If Deborah Stockton and others sound alarmist, it is because the past actions of the FDA against small farmers have given them ample reason for concern. The bottom-line is that they harbor a profound distrust of the agency. The nomination, this year, of ex-Monsanto vice president of public policy Michael Taylor as the senior advisor to the FDA Commissioner on food safety issues was not received as a reassuring piece of news. A legislation that, seemingly, gives the agency free rein is not bound to make small farmers’ advocates feel comfortable about the way the law will be put to use. One worry, among others, is the stated intent of the FDA to put an end to the raw-milk market in the United States. The harassment of dairy farms by the agency has become routine.
“Even the National Sustainable Agriculture Coalition knows this. But I know for a fact that they’re too scared of any potential backlash to take position publicly against this law,” said Deborah Stockton.
In fine, the opponents to the Food Safety Modernization Act make a strong argument: why rush to broaden the FDA’s oversight authority through a legislative reform when the agency has clearly failed to honor its responsibility until now, as demonstrated for instance by the recent unfortunate need for a giant egg recall?

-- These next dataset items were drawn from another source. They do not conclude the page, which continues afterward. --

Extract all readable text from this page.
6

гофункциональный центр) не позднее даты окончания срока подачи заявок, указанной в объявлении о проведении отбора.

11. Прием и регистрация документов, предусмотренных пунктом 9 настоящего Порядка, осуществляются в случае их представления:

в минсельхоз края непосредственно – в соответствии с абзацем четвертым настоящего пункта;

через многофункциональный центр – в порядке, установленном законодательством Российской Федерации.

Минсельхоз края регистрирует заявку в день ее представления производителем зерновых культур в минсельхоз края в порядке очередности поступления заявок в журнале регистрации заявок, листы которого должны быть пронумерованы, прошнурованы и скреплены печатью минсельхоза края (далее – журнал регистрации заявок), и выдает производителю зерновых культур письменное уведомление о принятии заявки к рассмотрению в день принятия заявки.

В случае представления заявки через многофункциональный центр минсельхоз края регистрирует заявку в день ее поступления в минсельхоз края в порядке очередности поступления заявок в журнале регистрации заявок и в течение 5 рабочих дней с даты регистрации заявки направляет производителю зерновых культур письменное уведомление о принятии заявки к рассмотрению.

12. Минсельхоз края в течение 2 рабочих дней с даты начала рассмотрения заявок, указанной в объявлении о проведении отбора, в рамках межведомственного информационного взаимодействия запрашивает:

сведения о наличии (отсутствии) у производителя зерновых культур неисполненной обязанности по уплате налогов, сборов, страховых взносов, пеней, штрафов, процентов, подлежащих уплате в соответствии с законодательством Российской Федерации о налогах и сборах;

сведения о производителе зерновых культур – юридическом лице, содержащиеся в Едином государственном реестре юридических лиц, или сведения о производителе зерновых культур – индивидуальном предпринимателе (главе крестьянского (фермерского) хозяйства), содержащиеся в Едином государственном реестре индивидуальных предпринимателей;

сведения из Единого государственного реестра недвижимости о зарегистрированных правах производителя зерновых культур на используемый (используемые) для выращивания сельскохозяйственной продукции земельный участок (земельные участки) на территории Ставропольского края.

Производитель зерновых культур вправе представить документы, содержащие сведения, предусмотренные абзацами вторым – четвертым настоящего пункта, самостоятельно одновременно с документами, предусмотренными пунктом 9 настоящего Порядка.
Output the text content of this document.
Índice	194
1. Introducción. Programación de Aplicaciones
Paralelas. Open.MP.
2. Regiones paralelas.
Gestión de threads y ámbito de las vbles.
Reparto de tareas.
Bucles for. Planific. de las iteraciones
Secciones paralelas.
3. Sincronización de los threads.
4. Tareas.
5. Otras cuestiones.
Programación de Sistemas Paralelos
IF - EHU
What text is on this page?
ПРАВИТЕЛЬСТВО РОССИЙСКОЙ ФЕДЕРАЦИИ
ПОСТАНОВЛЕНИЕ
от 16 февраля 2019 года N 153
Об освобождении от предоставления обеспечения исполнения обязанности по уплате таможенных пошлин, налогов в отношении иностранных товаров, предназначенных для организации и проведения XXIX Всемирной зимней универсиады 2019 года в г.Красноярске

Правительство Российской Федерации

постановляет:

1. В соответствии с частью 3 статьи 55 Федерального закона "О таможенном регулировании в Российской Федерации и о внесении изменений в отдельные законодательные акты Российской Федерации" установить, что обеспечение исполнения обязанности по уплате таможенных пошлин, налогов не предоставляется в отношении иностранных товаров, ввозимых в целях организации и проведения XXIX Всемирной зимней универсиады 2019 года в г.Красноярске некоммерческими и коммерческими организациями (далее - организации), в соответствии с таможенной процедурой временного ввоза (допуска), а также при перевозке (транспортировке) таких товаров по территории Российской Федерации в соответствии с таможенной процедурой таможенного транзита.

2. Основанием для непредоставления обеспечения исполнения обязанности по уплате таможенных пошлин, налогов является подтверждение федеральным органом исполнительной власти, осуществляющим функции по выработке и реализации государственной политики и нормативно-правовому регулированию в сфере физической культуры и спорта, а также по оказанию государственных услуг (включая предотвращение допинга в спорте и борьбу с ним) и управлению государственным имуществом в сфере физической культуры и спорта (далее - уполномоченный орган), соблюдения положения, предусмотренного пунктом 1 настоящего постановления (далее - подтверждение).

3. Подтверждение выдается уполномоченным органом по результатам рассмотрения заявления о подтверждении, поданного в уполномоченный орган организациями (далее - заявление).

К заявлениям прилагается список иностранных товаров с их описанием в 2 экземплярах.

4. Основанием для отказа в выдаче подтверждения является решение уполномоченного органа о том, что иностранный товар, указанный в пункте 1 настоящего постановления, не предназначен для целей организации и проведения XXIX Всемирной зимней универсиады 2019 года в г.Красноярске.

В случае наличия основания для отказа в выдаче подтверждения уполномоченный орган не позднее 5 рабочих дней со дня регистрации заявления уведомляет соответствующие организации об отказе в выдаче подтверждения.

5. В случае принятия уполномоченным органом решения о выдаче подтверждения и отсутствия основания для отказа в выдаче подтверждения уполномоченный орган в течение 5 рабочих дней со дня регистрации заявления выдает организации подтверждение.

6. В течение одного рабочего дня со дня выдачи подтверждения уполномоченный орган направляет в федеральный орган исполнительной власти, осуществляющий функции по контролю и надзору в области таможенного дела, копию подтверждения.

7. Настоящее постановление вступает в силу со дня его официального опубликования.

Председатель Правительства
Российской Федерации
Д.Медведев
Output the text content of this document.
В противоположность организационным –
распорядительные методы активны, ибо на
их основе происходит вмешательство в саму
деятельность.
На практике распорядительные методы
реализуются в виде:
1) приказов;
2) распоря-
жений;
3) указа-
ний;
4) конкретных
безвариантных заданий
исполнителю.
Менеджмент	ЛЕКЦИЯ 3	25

Last but not least, the ultimate irony is not lost on everyone: for all the drama it has generated, the Food Safety Modernization Act does nothing to address health frights linked to the highest-risk products that are industrial meat and poultry, since these are not under the authority of the FDA but of the U.S. Department of Agriculture (USDA). It’s going to be business as usual for American biggest commodity food producers.